UMLS::SenseRelate converters documentation
===========================================

This directory contains converter programs to create input files 
for the umls-targetword-senserelate.pl and umls-allwords-senserelate.pl 
programs. 

Contents:
-------------------------------------------
- README

- plain2mm-xml.pl
  
- mm-xml2aw-xml.pl

Description 
-------------------------------------------
plain2mm-xml.pl
----------------

 Synopsis: 

   This program converts plain text into MetaMap xml format. This format 
   can be used as input into mm-xml2aw-xml.pl which creates the output 
   format required by umls-allwords-senserelate.pl. And in the very near
   future, this can be used as input into the umls-targetword-senserelate.pl 
   program. 

 Format: 
 
   plain format - the term plain format is a bit overloaded and therefore 
   needs some explanation. 

   In the case of all words disambiguation, it refers to an instance on a 
   single line in which each term is to disambiguated. For example: 

      The nurse wore white. 

   In the case of target word disambiguation, it refers to an instance on a 
   single line in which the term is identified in the following tags:
   
    <head item="target word" instance="id" sense="CUI">word</head>

   For example: 

    The <head item="nurse" instance="2" sense="C0028661">nurse</head> wore white. 

   This program will take either format and just ignore the head tags in the 
   conversion unless you specify that you want to keep them using the --target 
   option. If you use this option, the target words will be marked with a 
   <Target> tag in the mm-xml output. Note that this is an addition to the 
   original metamap xml output format. 
   
   metamap xml format - this format is the xml format outputted by the concept 
   mapping system MetaMap. The documentation for this is here:
   	      	   
       http://metamap.nlm.nih.gov/

 Example for all words disambiguation:

   In the samples/ directory, there is an example file called:
 
    allwords-example.plain

   To convert this to MetaMap xml (mm-xml), ensure that metamap is installed
   on your computer and is running and the enter the following command:

    plain2mm-xml.pl allwords-example.mm-xml allwords-example.plain
  
   The default is metamap10 although if you have a different version, 
   for example if you are using metamap09, use the --metamap option:

    plain2mm-xml.pl --metamap 09 allwords-example.mm-xml allwords-example.plain
	   
   This output file (allwords-example.mm-xml) can be used into the 
   mm-xml2aw-xml.pl program to create an input file for the 
   umls-allwords-senserelate.pl program. 

 Example for target word disambigation

   In the samples/ directory, there is an example file called:
 
    targetword-example.aa.plain

   To convert this to MetaMap xml (mm-xml), ensure that metamap is installed
   on your computer and is running and the enter the following command:

    plain2mm-xml.pl --target targetword-example.aa.mm-xml targetword-example.aa.plain
  
   Again, the default is metamap10 although if you have a different version, 
   for example if you are using metamap09, use the --metamap option:

    plain2mm-xml.pl --target --metamap 09 targetword-example.aa.mm-xml targetword-example.aa.plain
	   
   In the future, this output file could be used as an input into the
   umls-targetword-senserelate.pl program - this is not the case yet.


mm-xml2aw-xml.pl
----------------

 Synopsis: 

   This program converts the MetaMap xml format into the xml format required 
   for umls-allwords-senserelate.pl.

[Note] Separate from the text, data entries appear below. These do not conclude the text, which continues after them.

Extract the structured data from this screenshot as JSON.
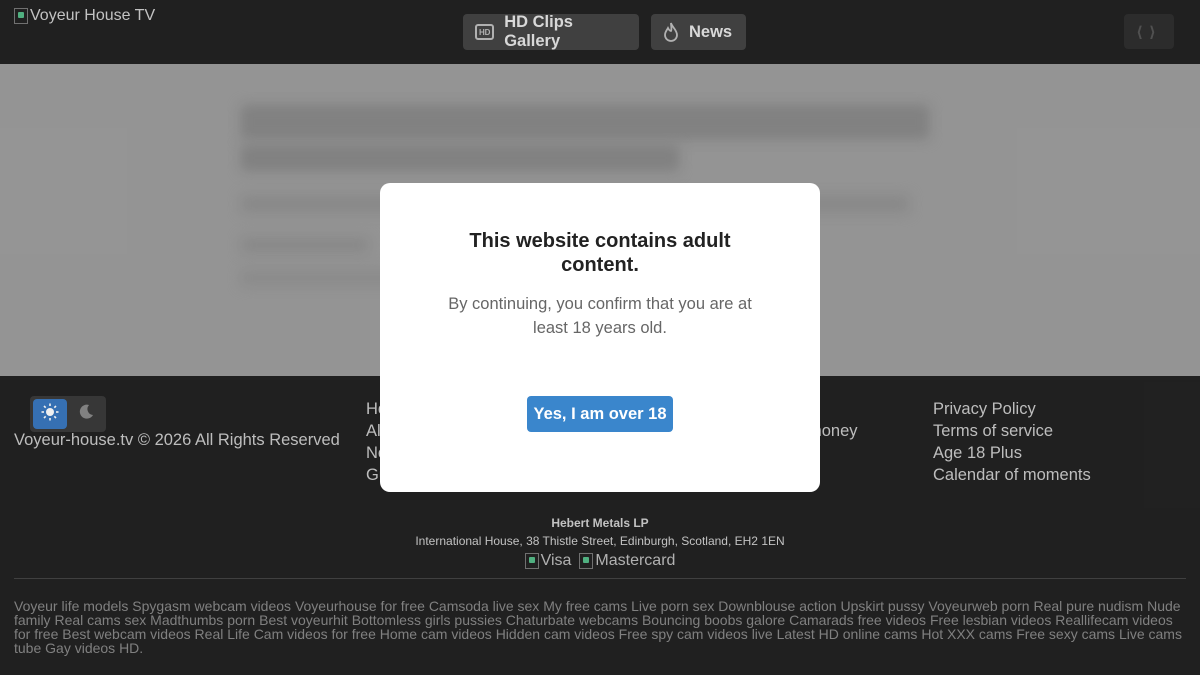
{
  "header": {
    "logo_text": "Voyeur House TV",
    "nav": [
      {
        "label": "HD Clips Gallery",
        "icon": "hd-icon",
        "badge": "HD"
      },
      {
        "label": "News",
        "icon": "fire-icon"
      }
    ],
    "fullscreen_icon": "fullscreen-icon"
  },
  "footer": {
    "theme": {
      "options": [
        "light",
        "dark"
      ],
      "selected": "light"
    },
    "copyright": "Voyeur-house.tv © 2026 All Rights Reserved",
    "col1_links": [
      "Ho",
      "Al",
      "Ne",
      "Gu"
    ],
    "col2_links": [
      "money"
    ],
    "col3_links": [
      "Privacy Policy",
      "Terms of service",
      "Age 18 Plus",
      "Calendar of moments"
    ],
    "company": "Hebert Metals LP",
    "address": "International House, 38 Thistle Street, Edinburgh, Scotland, EH2 1EN",
    "payments": [
      "Visa",
      "Mastercard"
    ],
    "seo_links": [
      "Voyeur life models",
      "Spygasm webcam videos",
      "Voyeurhouse for free",
      "Camsoda live sex",
      "My free cams",
      "Live porn sex",
      "Downblouse action",
      "Upskirt pussy",
      "Voyeurweb porn",
      "Real pure nudism",
      "Nude family",
      "Real cams sex",
      "Madthumbs porn",
      "Best voyeurhit",
      "Bottomless girls pussies",
      "Chaturbate webcams",
      "Bouncing boobs galore",
      "Camarads free videos",
      "Free lesbian videos",
      "Reallifecam videos for free",
      "Best webcam videos",
      "Real Life Cam videos for free",
      "Home cam videos",
      "Hidden cam videos",
      "Free spy cam videos live",
      "Latest HD online cams",
      "Hot XXX cams",
      "Free sexy cams",
      "Live cams tube",
      "Gay videos HD."
    ]
  },
  "modal": {
    "title": "This website contains adult content.",
    "text": "By continuing, you confirm that you are at least 18 years old.",
    "confirm_label": "Yes, I am over 18"
  },
  "colors": {
    "accent": "#3a86cc",
    "header_bg": "#222222",
    "footer_bg": "#232323",
    "blurred_band": "#9e9e9e"
  }
}
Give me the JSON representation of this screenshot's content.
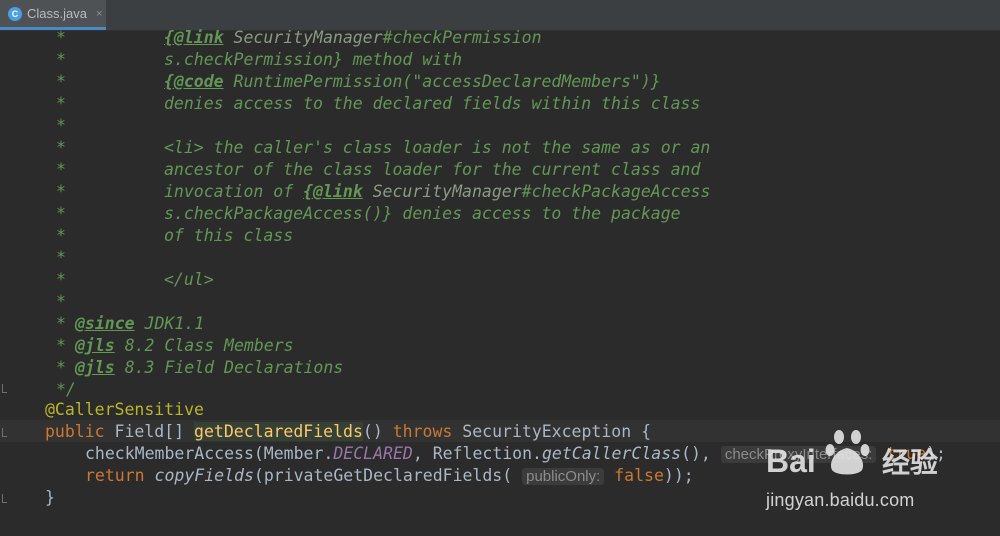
{
  "tab": {
    "filename": "Class.java",
    "icon_letter": "C",
    "close": "×",
    "icon": "java-class-icon"
  },
  "code": {
    "l1": {
      "star": "*",
      "tag": "{@link",
      "ref": "SecurityManager",
      "rest": "#checkPermission"
    },
    "l2": {
      "star": "*",
      "text": "s.checkPermission} method with"
    },
    "l3": {
      "star": "*",
      "tag": "{@code",
      "text": "RuntimePermission(\"accessDeclaredMembers\")}"
    },
    "l4": {
      "star": "*",
      "text": "denies access to the declared fields within this class"
    },
    "l5": {
      "star": "*"
    },
    "l6": {
      "star": "*",
      "text": "<li> the caller's class loader is not the same as or an"
    },
    "l7": {
      "star": "*",
      "text": "ancestor of the class loader for the current class and"
    },
    "l8": {
      "star": "*",
      "pre": "invocation of",
      "tag": "{@link",
      "ref": "SecurityManager",
      "rest": "#checkPackageAccess"
    },
    "l9": {
      "star": "*",
      "text": "s.checkPackageAccess()} denies access to the package"
    },
    "l10": {
      "star": "*",
      "text": "of this class"
    },
    "l11": {
      "star": "*"
    },
    "l12": {
      "star": "*",
      "text": "</ul>"
    },
    "l13": {
      "star": "*"
    },
    "l14": {
      "star": "*",
      "tag": "@since",
      "text": "JDK1.1"
    },
    "l15": {
      "star": "*",
      "tag": "@jls",
      "text": "8.2 Class Members"
    },
    "l16": {
      "star": "*",
      "tag": "@jls",
      "text": "8.3 Field Declarations"
    },
    "l17": {
      "text": "*/"
    },
    "l18": {
      "text": "@CallerSensitive"
    },
    "l19": {
      "kw1": "public",
      "type": "Field[]",
      "method": "getDeclaredFields",
      "paren": "()",
      "kw2": "throws",
      "exc": "SecurityException {"
    },
    "l20": {
      "fn": "checkMemberAccess(Member.",
      "const": "DECLARED",
      "mid": ", Reflection.",
      "call": "getCallerClass",
      "end": "(),",
      "hint": "checkProxyInterfaces:",
      "val": "true",
      "close": ");"
    },
    "l21": {
      "kw": "return",
      "fn": "copyFields",
      "mid": "(privateGetDeclaredFields(",
      "hint": "publicOnly:",
      "val": "false",
      "close": "));"
    },
    "l22": {
      "text": "}"
    }
  },
  "watermark": {
    "brand": "Bai",
    "brand2": "经验",
    "url": "jingyan.baidu.com"
  }
}
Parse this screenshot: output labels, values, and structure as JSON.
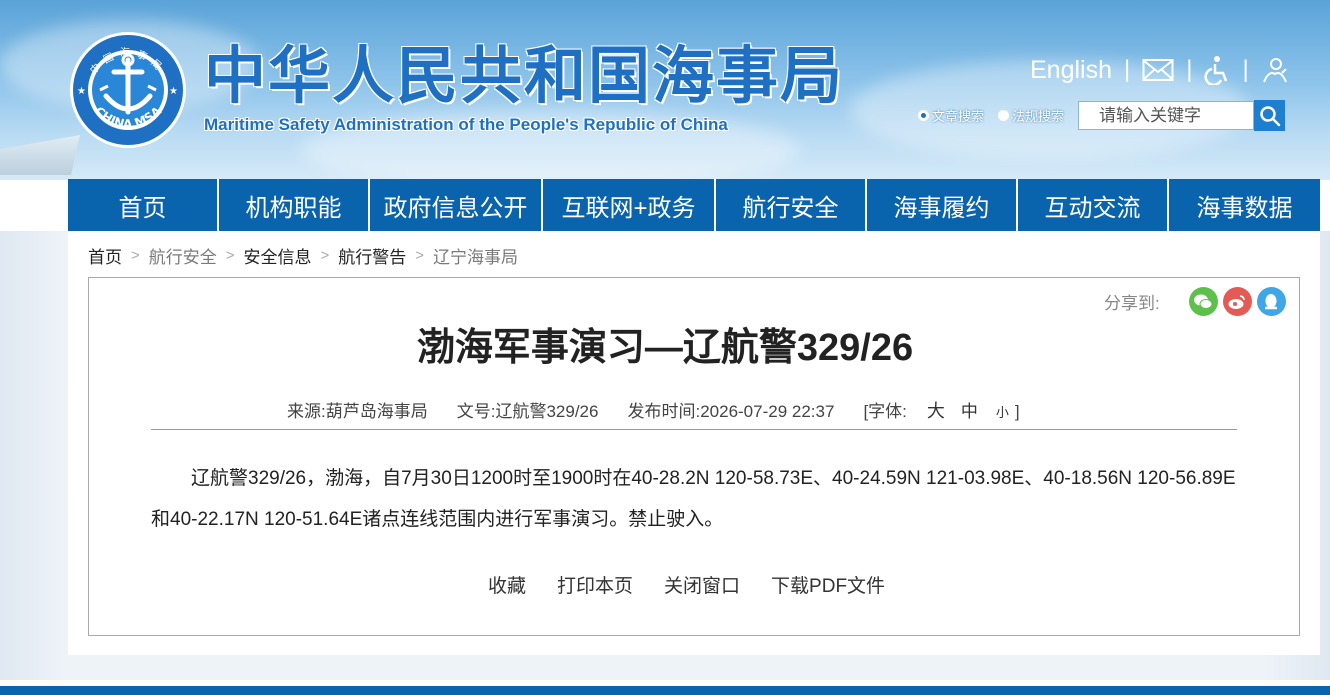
{
  "header": {
    "title_cn": "中华人民共和国海事局",
    "title_en": "Maritime Safety Administration of the People's Republic of China",
    "emblem_text": "CHINA MSA",
    "emblem_top_text": "中国海事局",
    "english_link": "English",
    "icons": [
      "mail-icon",
      "accessibility-icon",
      "user-care-icon"
    ],
    "search": {
      "option1": "文章搜索",
      "option2": "法规搜索",
      "selected": "文章搜索",
      "placeholder": "请输入关键字"
    }
  },
  "nav": {
    "items": [
      "首页",
      "机构职能",
      "政府信息公开",
      "互联网+政务",
      "航行安全",
      "海事履约",
      "互动交流",
      "海事数据"
    ]
  },
  "breadcrumb": [
    "首页",
    "航行安全",
    "安全信息",
    "航行警告",
    "辽宁海事局"
  ],
  "share": {
    "label": "分享到:",
    "icons": [
      "wechat-icon",
      "weibo-icon",
      "qq-icon"
    ]
  },
  "article": {
    "title": "渤海军事演习—辽航警329/26",
    "source_label": "来源:",
    "source": "葫芦岛海事局",
    "doc_label": "文号:",
    "doc_no": "辽航警329/26",
    "time_label": "发布时间:",
    "time": "2026-07-29 22:37",
    "font_label": "[字体:",
    "font_large": "大",
    "font_medium": "中",
    "font_small": "小",
    "font_close": "]",
    "body": "辽航警329/26，渤海，自7月30日1200时至1900时在40-28.2N 120-58.73E、40-24.59N 121-03.98E、40-18.56N 120-56.89E和40-22.17N 120-51.64E诸点连线范围内进行军事演习。禁止驶入。"
  },
  "actions": [
    "收藏",
    "打印本页",
    "关闭窗口",
    "下载PDF文件"
  ],
  "colors": {
    "brand": "#0a63ad",
    "title_blue": "#1f6fc2",
    "wechat": "#5cc04b",
    "weibo": "#e45a55",
    "qq": "#3fa6e8"
  }
}
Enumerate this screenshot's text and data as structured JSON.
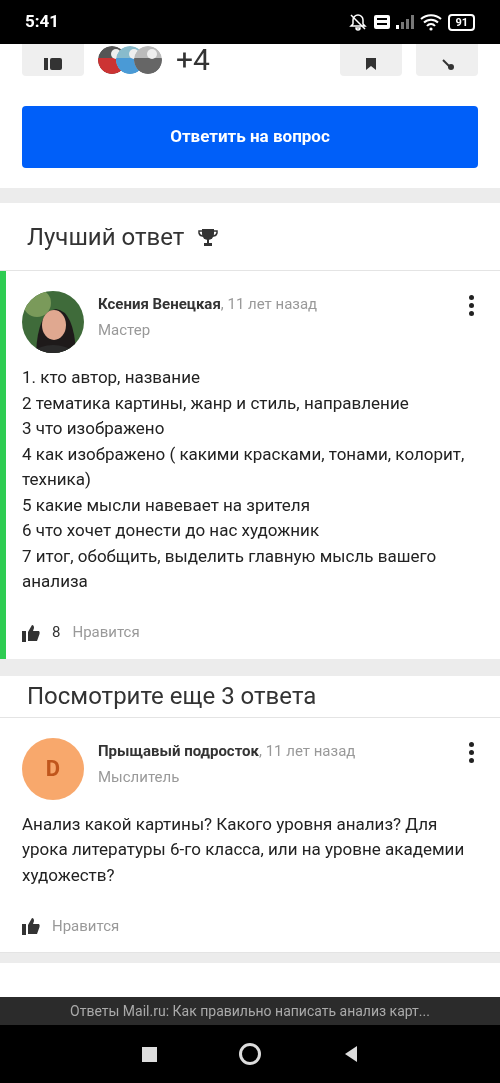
{
  "status_bar": {
    "time": "5:41",
    "battery": "91"
  },
  "question_actions": {
    "others_count": "+4"
  },
  "answer_button": {
    "label": "Ответить на вопрос"
  },
  "best_answer": {
    "title": "Лучший ответ",
    "answer": {
      "author": "Ксения Венецкая",
      "time": ", 11 лет назад",
      "rank": "Мастер",
      "lines": [
        "1. кто автор, название",
        "2 тематика картины, жанр и стиль, направление",
        "3 что изображено",
        "4 как изображено ( какими красками, тонами, колорит, техника)",
        "5 какие мысли навевает на зрителя",
        "6 что хочет донести до нас художник",
        "7 итог, обобщить, выделить главную мысль вашего анализа"
      ],
      "likes": "8",
      "like_label": "Нравится"
    }
  },
  "more_answers": {
    "title": "Посмотрите еще 3 ответа",
    "answers": [
      {
        "author": "Прыщавый подросток",
        "time": ", 11 лет назад",
        "rank": "Мыслитель",
        "avatar": {
          "kind": "letter",
          "letter": "D",
          "color": "#f8a86c"
        },
        "lines": [
          "Анализ какой картины? Какого уровня анализ? Для урока литературы 6-го класса, или на уровне академии художеств?"
        ],
        "like_label": "Нравится"
      }
    ]
  },
  "page_caption": "Ответы Mail.ru: Как правильно написать анализ карт..."
}
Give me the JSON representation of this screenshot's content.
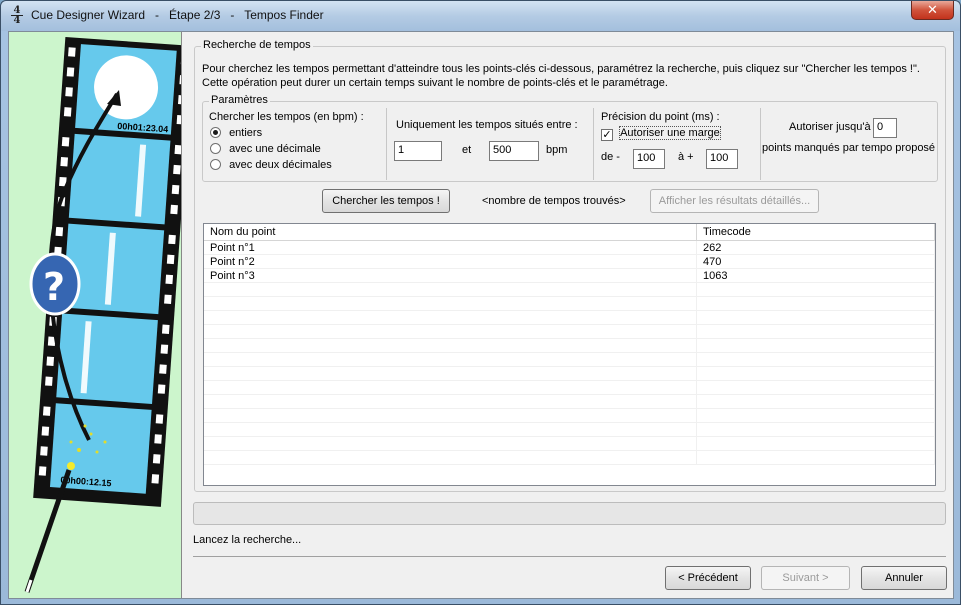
{
  "window": {
    "title": "Cue Designer Wizard   -   Étape 2/3   -   Tempos Finder",
    "close": "✕",
    "app_icon_top": "4",
    "app_icon_bottom": "4"
  },
  "side_panel": {
    "timecode_top": "00h01:23.04",
    "timecode_bottom": "00h00:12.15",
    "question_mark": "?"
  },
  "search_group": {
    "label": "Recherche de tempos",
    "intro": "Pour cherchez les tempos permettant d'atteindre tous les points-clés ci-dessous, paramétrez la recherche, puis cliquez sur \"Chercher les tempos !\". Cette opération peut durer un certain temps suivant le nombre de points-clés et le paramétrage."
  },
  "params": {
    "label": "Paramètres",
    "bpm_label": "Chercher les tempos (en bpm) :",
    "radios": [
      {
        "label": "entiers",
        "checked": true
      },
      {
        "label": "avec une décimale",
        "checked": false
      },
      {
        "label": "avec deux décimales",
        "checked": false
      }
    ],
    "range_label": "Uniquement les tempos situés entre :",
    "range_min": "1",
    "range_and": "et",
    "range_max": "500",
    "range_unit": "bpm",
    "precision_label": "Précision du point (ms) :",
    "margin_checkbox": "Autoriser une marge",
    "margin_checked": true,
    "from_label": "de -",
    "from_value": "100",
    "to_label": "à +",
    "to_value": "100",
    "allow_label": "Autoriser jusqu'à",
    "allow_value": "0",
    "missed_label": "points manqués par tempo proposé"
  },
  "actions": {
    "search_button": "Chercher les tempos !",
    "found_text": "<nombre de tempos trouvés>",
    "details_button": "Afficher les résultats détaillés..."
  },
  "table": {
    "columns": [
      "Nom du point",
      "Timecode"
    ],
    "rows": [
      [
        "Point n°1",
        "262"
      ],
      [
        "Point n°2",
        "470"
      ],
      [
        "Point n°3",
        "1063"
      ]
    ]
  },
  "status": "Lancez la recherche...",
  "footer": {
    "previous": "< Précédent",
    "next": "Suivant >",
    "cancel": "Annuler"
  }
}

This format is the same format that 
   is used in the SemEval all words disambiguation tasks. 

 Format: 
   
   mm-xml format - this is metamap xml format outputed by the plain2mm-xml.pl 
   program described above.

   aw-xml format - this is the all words disambiguation format which is used
   by in SemEval All-Words Disambiguation Tasks described here: 

    http://www.senseval.org/

 Example:  

   In the samples/ directory, there is an example file called:
 
    allwords-example.mm-xml 

   (Note: This is the same file we created with the above example)

   To convert this from MetaMap xml (mm-xml) to all-words xml (aw-xml) 
   enter the following command:

    mm-xml2aw-xml.pl allwords-example.aw-xml allwords-example.mm-xml 

   This output file (allwords-example.aw-xml) can now be used as input 
   into the umls-allwords-senserelate.pl program